Acerca de la fertilidad

Náuseas y vómitos en el embarazo tras una terapia de infertilidad

He esperado tanto tiempo para quedarme embarazada y he pasado por tantas cosas. Ahora que por fin lo estoy, me encuentro fatal. ¿Por qué me pasa esto?

No te preocupes. Tu cuerpo no está intentando rechazar el embarazo que tanto te ha costado tener. Las náuseas y los vómitos son extremadamente frecuentes en el embarazo (70-80%) y las mujeres con antecedentes de infertilidad tienen las mismas probabilidades de sufrirlos que cualquier otra embarazada. Existe un espectro continuo de la gravedad de las náuseas y los vómitos que va desde las náuseas y los vómitos que se producen en la mayoría de los embarazos hasta el trastorno grave denominado hiperémesis gravídica que se produce en el 2% de todos los embarazos (aproximadamente 5 de cada 1000 embarazos). Se cree que las náuseas están provocadas por un aumento de los niveles hormonales, al igual que ocurre a veces durante la inducción de la ovulación; sin embargo, la causa absoluta sigue siendo desconocida.
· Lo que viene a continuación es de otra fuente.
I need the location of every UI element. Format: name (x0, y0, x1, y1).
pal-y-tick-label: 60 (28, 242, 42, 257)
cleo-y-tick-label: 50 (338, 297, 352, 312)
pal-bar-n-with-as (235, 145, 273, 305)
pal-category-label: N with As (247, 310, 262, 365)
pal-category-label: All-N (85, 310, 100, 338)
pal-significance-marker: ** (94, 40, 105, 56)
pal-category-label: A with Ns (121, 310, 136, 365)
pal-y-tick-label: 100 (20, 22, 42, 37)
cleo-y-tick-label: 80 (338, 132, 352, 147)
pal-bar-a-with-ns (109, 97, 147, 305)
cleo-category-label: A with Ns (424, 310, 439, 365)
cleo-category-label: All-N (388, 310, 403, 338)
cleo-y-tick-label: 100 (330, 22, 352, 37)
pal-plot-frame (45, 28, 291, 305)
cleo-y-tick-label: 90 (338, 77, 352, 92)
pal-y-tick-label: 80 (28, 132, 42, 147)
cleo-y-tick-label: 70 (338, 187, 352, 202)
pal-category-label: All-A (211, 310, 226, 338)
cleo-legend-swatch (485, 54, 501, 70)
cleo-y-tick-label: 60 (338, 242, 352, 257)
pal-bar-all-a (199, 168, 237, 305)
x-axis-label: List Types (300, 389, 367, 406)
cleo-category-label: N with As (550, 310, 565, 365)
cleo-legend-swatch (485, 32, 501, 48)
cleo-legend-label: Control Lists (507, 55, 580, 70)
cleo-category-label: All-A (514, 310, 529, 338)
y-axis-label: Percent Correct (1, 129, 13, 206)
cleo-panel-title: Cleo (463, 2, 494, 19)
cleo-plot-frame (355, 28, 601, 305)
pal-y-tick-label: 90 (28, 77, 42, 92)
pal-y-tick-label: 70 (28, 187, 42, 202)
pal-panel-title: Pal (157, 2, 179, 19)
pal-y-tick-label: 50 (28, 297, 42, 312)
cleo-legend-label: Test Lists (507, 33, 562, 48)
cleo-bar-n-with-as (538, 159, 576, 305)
La hiperémesis gravídica se caracteriza por náuseas, vómitos, pérdida de peso y alteraciones electrolíticas graves. Las mujeres que la padecen tienen mayor riesgo de dar a luz a bebés con bajo peso, pequeños para la edad gestacional, prematuros y con puntuaciones de Apgar bajas. La hiperémesis gravídica no se puede prevenir, pero hay formas de controlarla. Los casos graves pueden requerir hospitalización para administrar líquidos por vía intravenosa y restablecer el equilibrio electrolítico. En raras ocasiones se requiere alimentación por sonda y medicación intravenosa. Los casos más leves pueden tratarse con:

  • Reposo en cama, pero no demasiado
  • Cambios en la dieta y antiácidos
  • Acupresión: El punto de presión para reducir las náuseas se encuentra en el centro de la cara interna de la muñeca, a tres dedos de distancia del pliegue entre los dos tendones. Localícelo y presione con firmeza, una muñeca cada vez, durante tres minutos. Las bandas marinas también pueden ayudar con la acupresión y se pueden encontrar en su farmacia local.
  • Hierbas: jengibre o menta
  • Hipnosis
  • Medicamentos antieméticos: Es importante sopesar los riesgos y los beneficios, ya que algunos medicamentos pueden tener efectos adversos sobre usted o el desarrollo de su bebé y sólo deben tomarse bajo supervisión médica.